Across town from the Peugeot dealership, where more than a hundred used rent-a-cars went on sale for prices ranging as a rule from $25,000 on up, disgust turned to anger on Friday. “These prices show a lack of respect for all Cubans. What is here are wrecks. I now have no hope of getting a car for my family,” artist Cesar Perez said, looking at a 2005 Renault on sale for the equivalent of $25,000 and available outside the country on the Internet for $3,000.
A teacher looked at the price list and yelled “Are there any bicycles?” as she stomped away without giving her name.
STATE MONOPOLY
The Cuban state maintains a monopoly on the retail sale of cars. There are 650,000 autos on the island, half of them owned by the government.
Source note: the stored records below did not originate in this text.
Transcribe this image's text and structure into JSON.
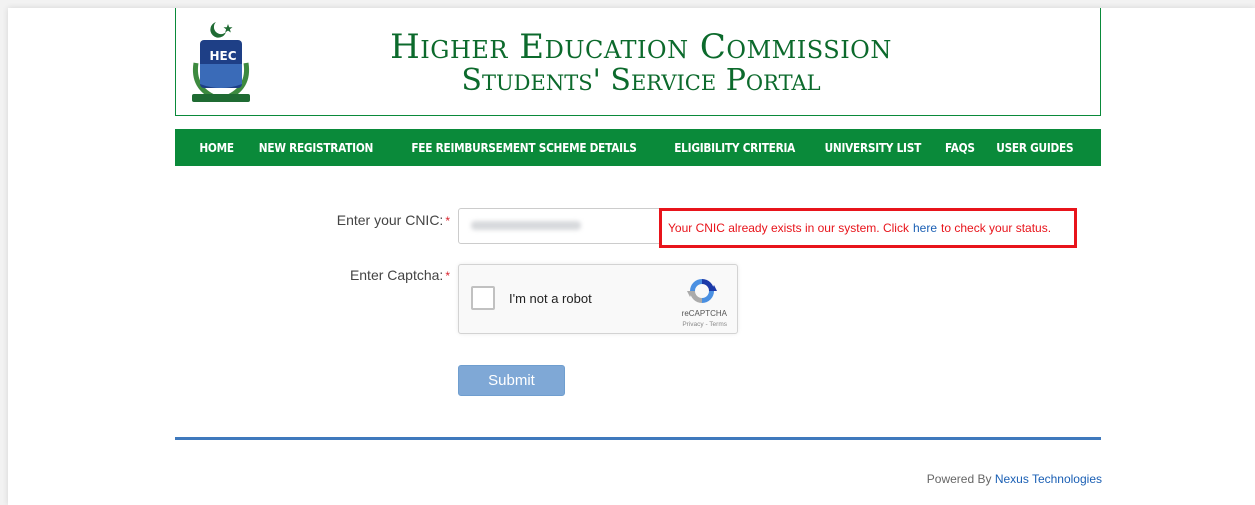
{
  "header": {
    "title_line1": "Higher Education Commission",
    "title_line2": "Students' Service Portal",
    "logo_text": "HEC"
  },
  "nav": {
    "items": [
      {
        "label": "Home"
      },
      {
        "label": "New Registration"
      },
      {
        "label": "Fee Reimbursement Scheme Details"
      },
      {
        "label": "Eligibility Criteria"
      },
      {
        "label": "University List"
      },
      {
        "label": "FAQs"
      },
      {
        "label": "User Guides"
      }
    ]
  },
  "form": {
    "cnic_label": "Enter your CNIC:",
    "captcha_label": "Enter Captcha:",
    "required_mark": "*",
    "cnic_value": "",
    "error_before": "Your CNIC already exists in our system. Click",
    "error_link": "here",
    "error_after": "to check your status.",
    "captcha_text": "I'm not a robot",
    "captcha_brand": "reCAPTCHA",
    "captcha_terms": "Privacy - Terms",
    "submit_label": "Submit"
  },
  "footer": {
    "powered_by": "Powered By",
    "company": "Nexus Technologies"
  },
  "colors": {
    "brand_green": "#0a8a3a",
    "title_green": "#0c6a2c",
    "error_red": "#e8141b",
    "link_blue": "#1a5fb4",
    "divider_blue": "#3f79bd"
  }
}
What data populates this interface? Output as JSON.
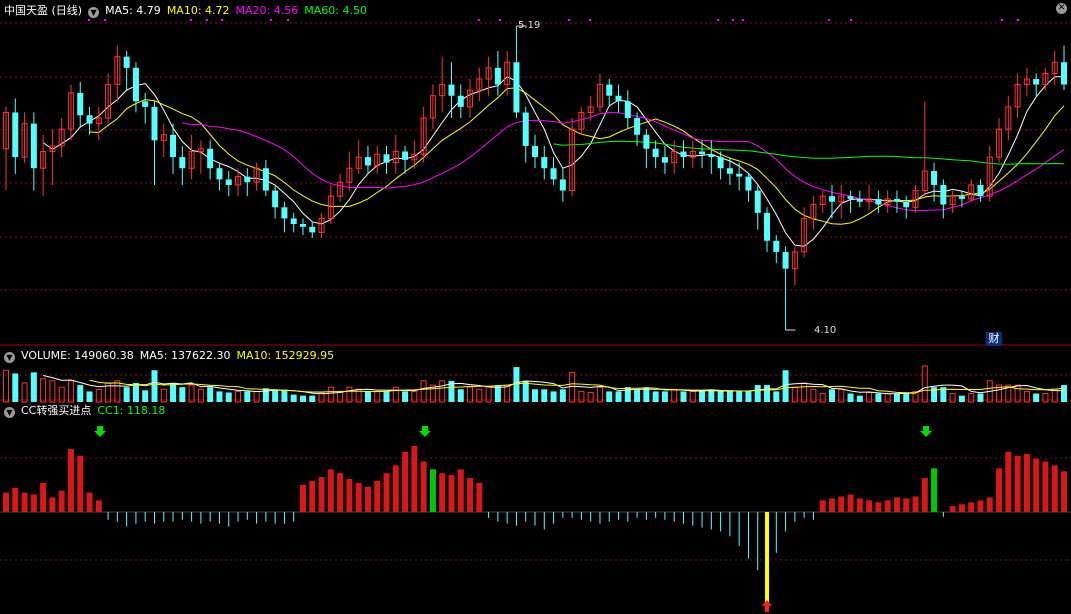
{
  "main_panel": {
    "stock_name": "中国天盈 (日线)",
    "indicators": [
      {
        "label": "MA5: 4.79",
        "color": "#ffffff"
      },
      {
        "label": "MA10: 4.72",
        "color": "#ffff00"
      },
      {
        "label": "MA20: 4.56",
        "color": "#ff00ff"
      },
      {
        "label": "MA60: 4.50",
        "color": "#00ff00"
      }
    ],
    "high_label": "5.19",
    "low_label": "4.10",
    "finance_badge": "财"
  },
  "volume_panel": {
    "indicators": [
      {
        "label": "VOLUME: 149060.38",
        "color": "#ffffff"
      },
      {
        "label": "MA5: 137622.30",
        "color": "#ffffff"
      },
      {
        "label": "MA10: 152929.95",
        "color": "#ffff00"
      }
    ]
  },
  "cc_panel": {
    "indicators": [
      {
        "label": "CC转强买进点",
        "color": "#ffffff"
      },
      {
        "label": "CC1: 118.18",
        "color": "#00ff00"
      }
    ]
  },
  "colors": {
    "up": "#ff3232",
    "down": "#54ffff",
    "grid": "#7a1a1a",
    "ma5": "#ffffff",
    "ma10": "#ffff00",
    "ma20": "#ff00ff",
    "ma60": "#00ff00",
    "cc_up": "#d81818",
    "cc_down": "#54ffff",
    "cc_signal": "#00c800",
    "cc_extreme": "#ffff00"
  },
  "chart_data": {
    "type": "candlestick",
    "price_range": [
      4.1,
      5.19
    ],
    "candles": [
      [
        4.75,
        4.88,
        4.6,
        4.9
      ],
      [
        4.88,
        4.72,
        4.66,
        4.93
      ],
      [
        4.72,
        4.84,
        4.7,
        4.88
      ],
      [
        4.84,
        4.68,
        4.6,
        4.88
      ],
      [
        4.68,
        4.74,
        4.58,
        4.8
      ],
      [
        4.74,
        4.76,
        4.62,
        4.82
      ],
      [
        4.76,
        4.82,
        4.72,
        4.86
      ],
      [
        4.82,
        4.95,
        4.78,
        4.98
      ],
      [
        4.95,
        4.87,
        4.83,
        4.99
      ],
      [
        4.87,
        4.84,
        4.8,
        4.9
      ],
      [
        4.84,
        4.86,
        4.78,
        4.9
      ],
      [
        4.86,
        4.98,
        4.84,
        5.02
      ],
      [
        4.98,
        5.08,
        4.92,
        5.12
      ],
      [
        5.08,
        5.04,
        4.96,
        5.1
      ],
      [
        5.04,
        4.92,
        4.88,
        5.06
      ],
      [
        4.92,
        4.9,
        4.84,
        4.95
      ],
      [
        4.9,
        4.78,
        4.62,
        4.92
      ],
      [
        4.78,
        4.8,
        4.72,
        4.84
      ],
      [
        4.8,
        4.72,
        4.66,
        4.84
      ],
      [
        4.72,
        4.68,
        4.62,
        4.76
      ],
      [
        4.68,
        4.74,
        4.64,
        4.8
      ],
      [
        4.74,
        4.75,
        4.66,
        4.78
      ],
      [
        4.75,
        4.68,
        4.64,
        4.78
      ],
      [
        4.68,
        4.64,
        4.6,
        4.7
      ],
      [
        4.64,
        4.62,
        4.58,
        4.67
      ],
      [
        4.62,
        4.65,
        4.58,
        4.68
      ],
      [
        4.65,
        4.63,
        4.58,
        4.68
      ],
      [
        4.63,
        4.68,
        4.6,
        4.7
      ],
      [
        4.68,
        4.6,
        4.58,
        4.71
      ],
      [
        4.6,
        4.54,
        4.5,
        4.62
      ],
      [
        4.54,
        4.5,
        4.45,
        4.56
      ],
      [
        4.5,
        4.48,
        4.45,
        4.52
      ],
      [
        4.48,
        4.47,
        4.44,
        4.5
      ],
      [
        4.47,
        4.45,
        4.43,
        4.49
      ],
      [
        4.45,
        4.5,
        4.43,
        4.52
      ],
      [
        4.5,
        4.58,
        4.48,
        4.62
      ],
      [
        4.58,
        4.63,
        4.56,
        4.66
      ],
      [
        4.63,
        4.68,
        4.6,
        4.74
      ],
      [
        4.68,
        4.72,
        4.66,
        4.78
      ],
      [
        4.72,
        4.69,
        4.66,
        4.76
      ],
      [
        4.69,
        4.73,
        4.66,
        4.76
      ],
      [
        4.73,
        4.7,
        4.66,
        4.76
      ],
      [
        4.7,
        4.74,
        4.66,
        4.8
      ],
      [
        4.74,
        4.71,
        4.66,
        4.76
      ],
      [
        4.71,
        4.73,
        4.68,
        4.78
      ],
      [
        4.73,
        4.86,
        4.7,
        4.9
      ],
      [
        4.86,
        4.94,
        4.82,
        4.98
      ],
      [
        4.94,
        4.98,
        4.88,
        5.08
      ],
      [
        4.98,
        4.94,
        4.86,
        5.06
      ],
      [
        4.94,
        4.9,
        4.86,
        4.98
      ],
      [
        4.9,
        4.96,
        4.86,
        5.0
      ],
      [
        4.96,
        5.0,
        4.92,
        5.04
      ],
      [
        5.0,
        5.04,
        4.94,
        5.08
      ],
      [
        5.04,
        4.98,
        4.94,
        5.1
      ],
      [
        4.98,
        5.06,
        4.94,
        5.1
      ],
      [
        5.06,
        4.88,
        4.86,
        5.19
      ],
      [
        4.88,
        4.76,
        4.7,
        4.9
      ],
      [
        4.76,
        4.72,
        4.68,
        4.8
      ],
      [
        4.72,
        4.68,
        4.64,
        4.76
      ],
      [
        4.68,
        4.64,
        4.62,
        4.72
      ],
      [
        4.64,
        4.6,
        4.56,
        4.68
      ],
      [
        4.6,
        4.82,
        4.58,
        4.86
      ],
      [
        4.82,
        4.88,
        4.8,
        4.9
      ],
      [
        4.88,
        4.9,
        4.85,
        4.94
      ],
      [
        4.9,
        4.98,
        4.88,
        5.02
      ],
      [
        4.98,
        4.94,
        4.9,
        5.0
      ],
      [
        4.94,
        4.92,
        4.88,
        4.98
      ],
      [
        4.92,
        4.86,
        4.82,
        4.96
      ],
      [
        4.86,
        4.8,
        4.76,
        4.88
      ],
      [
        4.8,
        4.75,
        4.68,
        4.82
      ],
      [
        4.75,
        4.72,
        4.68,
        4.78
      ],
      [
        4.72,
        4.7,
        4.66,
        4.76
      ],
      [
        4.7,
        4.74,
        4.66,
        4.78
      ],
      [
        4.74,
        4.72,
        4.68,
        4.78
      ],
      [
        4.72,
        4.74,
        4.68,
        4.78
      ],
      [
        4.74,
        4.73,
        4.68,
        4.78
      ],
      [
        4.73,
        4.72,
        4.66,
        4.78
      ],
      [
        4.72,
        4.68,
        4.64,
        4.74
      ],
      [
        4.68,
        4.66,
        4.62,
        4.72
      ],
      [
        4.66,
        4.65,
        4.6,
        4.7
      ],
      [
        4.65,
        4.6,
        4.56,
        4.66
      ],
      [
        4.6,
        4.52,
        4.46,
        4.62
      ],
      [
        4.52,
        4.42,
        4.38,
        4.54
      ],
      [
        4.42,
        4.38,
        4.34,
        4.44
      ],
      [
        4.38,
        4.32,
        4.1,
        4.4
      ],
      [
        4.32,
        4.38,
        4.26,
        4.4
      ],
      [
        4.38,
        4.5,
        4.36,
        4.54
      ],
      [
        4.5,
        4.55,
        4.46,
        4.58
      ],
      [
        4.55,
        4.58,
        4.52,
        4.6
      ],
      [
        4.58,
        4.56,
        4.5,
        4.62
      ],
      [
        4.56,
        4.58,
        4.5,
        4.62
      ],
      [
        4.58,
        4.57,
        4.52,
        4.6
      ],
      [
        4.57,
        4.56,
        4.54,
        4.6
      ],
      [
        4.56,
        4.57,
        4.53,
        4.62
      ],
      [
        4.57,
        4.55,
        4.52,
        4.6
      ],
      [
        4.55,
        4.57,
        4.52,
        4.6
      ],
      [
        4.57,
        4.56,
        4.52,
        4.6
      ],
      [
        4.56,
        4.54,
        4.5,
        4.58
      ],
      [
        4.54,
        4.6,
        4.52,
        4.62
      ],
      [
        4.6,
        4.67,
        4.58,
        4.92
      ],
      [
        4.67,
        4.62,
        4.56,
        4.7
      ],
      [
        4.62,
        4.55,
        4.5,
        4.64
      ],
      [
        4.55,
        4.58,
        4.52,
        4.6
      ],
      [
        4.58,
        4.57,
        4.54,
        4.6
      ],
      [
        4.57,
        4.62,
        4.56,
        4.64
      ],
      [
        4.62,
        4.58,
        4.56,
        4.64
      ],
      [
        4.58,
        4.72,
        4.56,
        4.76
      ],
      [
        4.72,
        4.82,
        4.7,
        4.86
      ],
      [
        4.82,
        4.9,
        4.78,
        4.94
      ],
      [
        4.9,
        4.98,
        4.86,
        5.02
      ],
      [
        4.98,
        5.0,
        4.94,
        5.04
      ],
      [
        5.0,
        4.98,
        4.94,
        5.02
      ],
      [
        4.98,
        5.02,
        4.96,
        5.04
      ],
      [
        5.02,
        5.06,
        4.98,
        5.1
      ],
      [
        5.06,
        4.98,
        4.96,
        5.12
      ]
    ],
    "cc_values": [
      20,
      25,
      20,
      18,
      30,
      15,
      22,
      65,
      58,
      20,
      12,
      -8,
      -10,
      -15,
      -12,
      -10,
      -12,
      -10,
      -10,
      -8,
      -10,
      -12,
      -10,
      -12,
      -15,
      -10,
      -8,
      -12,
      -10,
      -12,
      -12,
      -10,
      28,
      32,
      36,
      44,
      40,
      34,
      30,
      26,
      32,
      40,
      48,
      62,
      68,
      52,
      44,
      40,
      38,
      44,
      35,
      30,
      -6,
      -10,
      -12,
      -14,
      -10,
      -14,
      -18,
      -12,
      -6,
      -6,
      -8,
      -10,
      -12,
      -10,
      -8,
      -10,
      -6,
      -8,
      -6,
      -8,
      -10,
      -12,
      -14,
      -16,
      -18,
      -20,
      -25,
      -35,
      -48,
      -60,
      -96,
      -42,
      -20,
      -10,
      -6,
      -8,
      12,
      14,
      16,
      18,
      14,
      12,
      10,
      12,
      15,
      14,
      16,
      35,
      45,
      -5,
      6,
      8,
      10,
      12,
      15,
      45,
      62,
      58,
      60,
      55,
      52,
      48,
      42
    ]
  }
}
The decades-old ban on importing cars and need for state permission to purchase from the state has left nine out of 10 Cuban households without a car or other vehicle such as a motorcycle and dependent on the decrepit public transportation system.
The cost of new and used cars sold by Cubans to each other is similar to those that went on sale on Friday because of limited availability.
The government said all profits would go into a special fund to upgrade public transportation.
Diplomats, foreign businesses and select Cubans will still need government permission to import a new or used car without the huge markup.
The liberalizing of car sales was one of more than 300 reforms put forth by President Raul Castro, who took over for his ailing brother Fidel in 2008, and approved in 2011 at a congress of the Communist Party, Cuba’s only legal political party. The proposed changes put a greater emphasis on private initiative, which had been largely stifled under Cuba’s Soviet-style system, and less government control over the sale and purchase of personal property such as homes and cars.
“These prices will clearly be outside the purchasing capability of the vast majority of Cubans, even with the support from relatives abroad. In essence, they represent a luxury tax imposed by the government on the nouveau riches of Cuba,” John Kirk, one of Canada’s leading academic experts on Latin America and author of a number of books on Cuba, said by email.
There are now tens of thousands of small private businesses in Cuba, and thousands of farm, construction, transportation and other types of cooperatives, all of which in theory should benefit from the opening up of car sales.
Bert Hoffmann, a Cuba expert at the German Institute of Global and Area Studies in Hamburg said in an email that many businesses needed vehicles, but such high prices would make it difficult for most and cut into other business activity, stalling their overall development.